Мидлтон объяснил вождю, что сказал траппер, и отошел, уступив ему место.

– Пауни, – продолжал старик, меняя язык, как он это делал обычно, в зависимости от того, к кому обращал он свои слова, а иногда и в соответствии с выражаемой мыслью, – есть обычай у моего народа, чтобы отец давал благословение сыну, перед тем как закроет навеки глаза. Свое благословение я даю тебе. Прими его. Потому что молитвы христианина никогда не сделают тропу справедливого воина к блаженным прериям ни длинней, ни тернистей! Не знаю, встретимся ли мы когда-нибудь вновь. Есть много различных преданий о месте, где обитают Добрые Духи. Не пристало мне, хотя я стар и опытен, выставлять свое мнение против мнения целого народа. Ты веришь в блаженные прерии, я разделяю веру моих отцов. Если верно и то и другое, мы расстаемся навеки; но если окажется, что под разными словами скрыт один и тот же смысл, то мы еще будем стоять рядом, пауни, пред лицом вашего Ваконды, который будет не кем иным, как моим богом. Можно многое сказать в пользу обеих вер, потому что каждая, видно, хороша для своего народа, и это несомненно так и было предназначено. Боюсь, я был не во всем таков, каким должно быть белому человеку, – недаром мне жаль навсегда расстаться с ружьем и с радостями охоты. Вся вина за это лежит на мне самом – потому что не он здесь в ответе. Да, Гектор, – продолжал он, стараясь нащупать уши собаки, – наконец пришло нам время разлучиться, песик, а охота будет долгая. Ты был честной и смелой собакой – и верной! Ты не можешь, пауни, заколоть собаку на моей могиле, потому что христианский пес где пал, там и лежать ему вовек, но из любви к ее хозяину ты будешь добрым к ней, когда я умру.

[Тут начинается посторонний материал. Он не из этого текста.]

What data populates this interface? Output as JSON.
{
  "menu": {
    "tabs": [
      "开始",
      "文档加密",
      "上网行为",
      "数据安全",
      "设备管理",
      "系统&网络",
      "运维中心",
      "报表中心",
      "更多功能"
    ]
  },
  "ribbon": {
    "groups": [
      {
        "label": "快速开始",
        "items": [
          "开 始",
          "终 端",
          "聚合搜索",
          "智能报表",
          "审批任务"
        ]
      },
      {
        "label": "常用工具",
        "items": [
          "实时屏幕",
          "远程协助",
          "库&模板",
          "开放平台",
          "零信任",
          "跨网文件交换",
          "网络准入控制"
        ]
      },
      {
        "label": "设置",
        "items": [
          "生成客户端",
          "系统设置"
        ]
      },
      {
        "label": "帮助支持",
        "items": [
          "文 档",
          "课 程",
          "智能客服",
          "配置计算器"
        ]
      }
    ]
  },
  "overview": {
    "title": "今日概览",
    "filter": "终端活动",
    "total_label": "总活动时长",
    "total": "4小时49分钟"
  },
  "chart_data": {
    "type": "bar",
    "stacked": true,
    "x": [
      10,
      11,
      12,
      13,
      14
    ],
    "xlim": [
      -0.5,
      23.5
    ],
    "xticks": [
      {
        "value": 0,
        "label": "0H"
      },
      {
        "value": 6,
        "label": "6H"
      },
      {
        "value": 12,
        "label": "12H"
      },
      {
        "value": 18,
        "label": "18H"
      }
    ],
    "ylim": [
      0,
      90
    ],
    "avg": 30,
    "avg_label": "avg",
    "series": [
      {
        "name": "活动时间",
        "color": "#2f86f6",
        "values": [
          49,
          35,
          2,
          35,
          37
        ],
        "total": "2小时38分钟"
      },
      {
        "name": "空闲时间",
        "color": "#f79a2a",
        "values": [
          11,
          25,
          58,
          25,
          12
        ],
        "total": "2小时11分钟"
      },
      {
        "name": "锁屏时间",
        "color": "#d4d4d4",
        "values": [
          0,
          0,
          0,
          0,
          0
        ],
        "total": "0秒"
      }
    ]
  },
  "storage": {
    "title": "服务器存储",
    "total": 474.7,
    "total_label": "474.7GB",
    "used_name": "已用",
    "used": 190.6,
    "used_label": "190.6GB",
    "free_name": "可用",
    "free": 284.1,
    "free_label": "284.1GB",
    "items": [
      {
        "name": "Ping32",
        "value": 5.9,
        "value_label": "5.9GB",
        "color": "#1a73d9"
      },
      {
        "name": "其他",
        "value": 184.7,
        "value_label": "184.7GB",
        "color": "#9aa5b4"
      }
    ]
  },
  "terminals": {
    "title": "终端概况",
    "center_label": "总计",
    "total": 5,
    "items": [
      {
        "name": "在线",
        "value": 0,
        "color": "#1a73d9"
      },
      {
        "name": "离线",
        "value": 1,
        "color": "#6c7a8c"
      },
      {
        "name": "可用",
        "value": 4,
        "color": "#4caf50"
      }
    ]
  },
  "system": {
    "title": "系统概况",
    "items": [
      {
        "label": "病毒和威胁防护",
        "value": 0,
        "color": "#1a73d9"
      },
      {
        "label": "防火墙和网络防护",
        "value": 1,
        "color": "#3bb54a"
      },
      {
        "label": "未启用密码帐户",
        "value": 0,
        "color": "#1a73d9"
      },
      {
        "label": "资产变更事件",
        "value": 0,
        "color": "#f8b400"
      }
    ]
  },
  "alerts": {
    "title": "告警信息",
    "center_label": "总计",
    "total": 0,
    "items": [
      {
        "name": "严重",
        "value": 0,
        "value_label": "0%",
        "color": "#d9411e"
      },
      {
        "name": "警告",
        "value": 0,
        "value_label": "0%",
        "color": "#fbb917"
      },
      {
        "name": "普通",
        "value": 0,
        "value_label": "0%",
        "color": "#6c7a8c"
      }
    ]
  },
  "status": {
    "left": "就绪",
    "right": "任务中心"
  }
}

– Слова моего отца вошли в мои уши, – ответил Твердое Сердце и почтительным жестом выразил свое согласие.

– Слышишь, песик, что обещал вождь? – спросил траппер, стараясь привлечь внимание того, что ему представлялось его собакой.

Не встретив ответного взгляда, не услышав дружеского тявканья, старик попробовал засунуть пальцы между холодных губ. И тогда правда молнией пронзила его мысль, хотя обман еще не раскрылся ему во всей полноте. Откинувшись в своем кресле, он поник головой, как под тяжелым и веакданным ударом. Пока он был в забытьи, два молодых индейца поспешили унести чучело с той тонкостью чувства, которое толкнуло их на благородный обман.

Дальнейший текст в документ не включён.